Building on Established Strengths

Canada has a long history of ocean-related activities, and several well-established startup hubs have a deep connection to the marine industry — Vancouver, Halifax, and Calgary are just three examples. As the global Blue Economy continues on its trajectory of rapid growth, there is opportunity not just in areas of focus but in geographic reach and impact. More Canadian innovators and their investors are looking to start, scale, and grow an ocean company in Canada.

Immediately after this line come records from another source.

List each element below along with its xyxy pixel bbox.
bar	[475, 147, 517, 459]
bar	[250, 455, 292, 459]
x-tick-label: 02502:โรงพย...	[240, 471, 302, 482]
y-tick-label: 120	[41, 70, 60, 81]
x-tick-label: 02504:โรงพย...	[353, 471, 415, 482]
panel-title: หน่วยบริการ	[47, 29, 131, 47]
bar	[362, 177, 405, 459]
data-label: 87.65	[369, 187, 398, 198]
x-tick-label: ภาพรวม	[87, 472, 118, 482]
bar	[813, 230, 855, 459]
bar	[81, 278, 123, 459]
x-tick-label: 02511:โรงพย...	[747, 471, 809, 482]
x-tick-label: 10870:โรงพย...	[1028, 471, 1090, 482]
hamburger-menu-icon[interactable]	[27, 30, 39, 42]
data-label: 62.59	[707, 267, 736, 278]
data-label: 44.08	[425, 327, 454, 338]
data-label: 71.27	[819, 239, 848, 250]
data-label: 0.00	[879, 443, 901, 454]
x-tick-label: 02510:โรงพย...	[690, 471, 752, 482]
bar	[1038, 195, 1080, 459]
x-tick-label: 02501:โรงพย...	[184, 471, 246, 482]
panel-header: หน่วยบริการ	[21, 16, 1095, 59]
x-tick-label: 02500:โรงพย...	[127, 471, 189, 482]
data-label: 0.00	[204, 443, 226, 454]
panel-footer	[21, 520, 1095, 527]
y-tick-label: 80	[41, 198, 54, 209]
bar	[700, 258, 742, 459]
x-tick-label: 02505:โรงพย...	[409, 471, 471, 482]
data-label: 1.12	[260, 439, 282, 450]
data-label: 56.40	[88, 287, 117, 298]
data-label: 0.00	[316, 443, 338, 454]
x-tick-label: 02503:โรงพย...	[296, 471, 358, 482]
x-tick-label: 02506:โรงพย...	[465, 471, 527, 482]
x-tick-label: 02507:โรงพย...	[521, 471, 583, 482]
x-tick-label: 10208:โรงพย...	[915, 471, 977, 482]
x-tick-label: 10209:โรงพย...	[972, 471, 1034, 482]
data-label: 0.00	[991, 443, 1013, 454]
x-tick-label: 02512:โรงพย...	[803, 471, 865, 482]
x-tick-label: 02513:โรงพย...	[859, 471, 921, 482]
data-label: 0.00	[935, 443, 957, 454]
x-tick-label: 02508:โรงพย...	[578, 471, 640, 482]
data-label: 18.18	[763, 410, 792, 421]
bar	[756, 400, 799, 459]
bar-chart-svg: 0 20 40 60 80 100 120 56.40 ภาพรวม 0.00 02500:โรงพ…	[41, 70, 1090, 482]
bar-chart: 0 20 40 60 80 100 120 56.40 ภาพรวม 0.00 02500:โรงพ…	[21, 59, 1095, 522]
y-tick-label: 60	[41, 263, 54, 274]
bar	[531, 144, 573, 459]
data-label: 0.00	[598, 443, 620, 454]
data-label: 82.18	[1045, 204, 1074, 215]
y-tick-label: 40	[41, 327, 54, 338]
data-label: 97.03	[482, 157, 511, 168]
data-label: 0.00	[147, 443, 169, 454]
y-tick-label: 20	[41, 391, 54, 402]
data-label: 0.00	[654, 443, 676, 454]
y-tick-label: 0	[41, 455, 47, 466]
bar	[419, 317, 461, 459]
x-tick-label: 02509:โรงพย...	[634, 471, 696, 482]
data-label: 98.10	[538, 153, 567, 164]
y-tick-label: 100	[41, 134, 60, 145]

With game-changing ideas that will service sectors including fisheries, aquaculture, offshore energy, marine renewables, transportation, defense, ocean technology, and others areas, Canada’s ocean startup ecosystem is quickly growing stronger. In Rimouski, Quebec, there is significant activity happening in a blue innovation corridor. Victoria, British Columbia is now generating more applications for the Ocean Startup Project than any other region, and St. John's, Newfoundland and Labrador was responsible for 17% of the early-stage ideas submitted to the Ocean Startup Project this year. Many other areas across the nation are also establishing and growing active ocean innovation hubs.

There is tremendous momentum building in the Blue Economy in Canada. Through the work of the OSC and its ambition to see 5x growth in Canada’s Blue Economy by 2035, there has never been more opportunity for new ideas, new investment, and new companies related to the ocean. Want to build or invest in an ocean company? Put Canada on your list.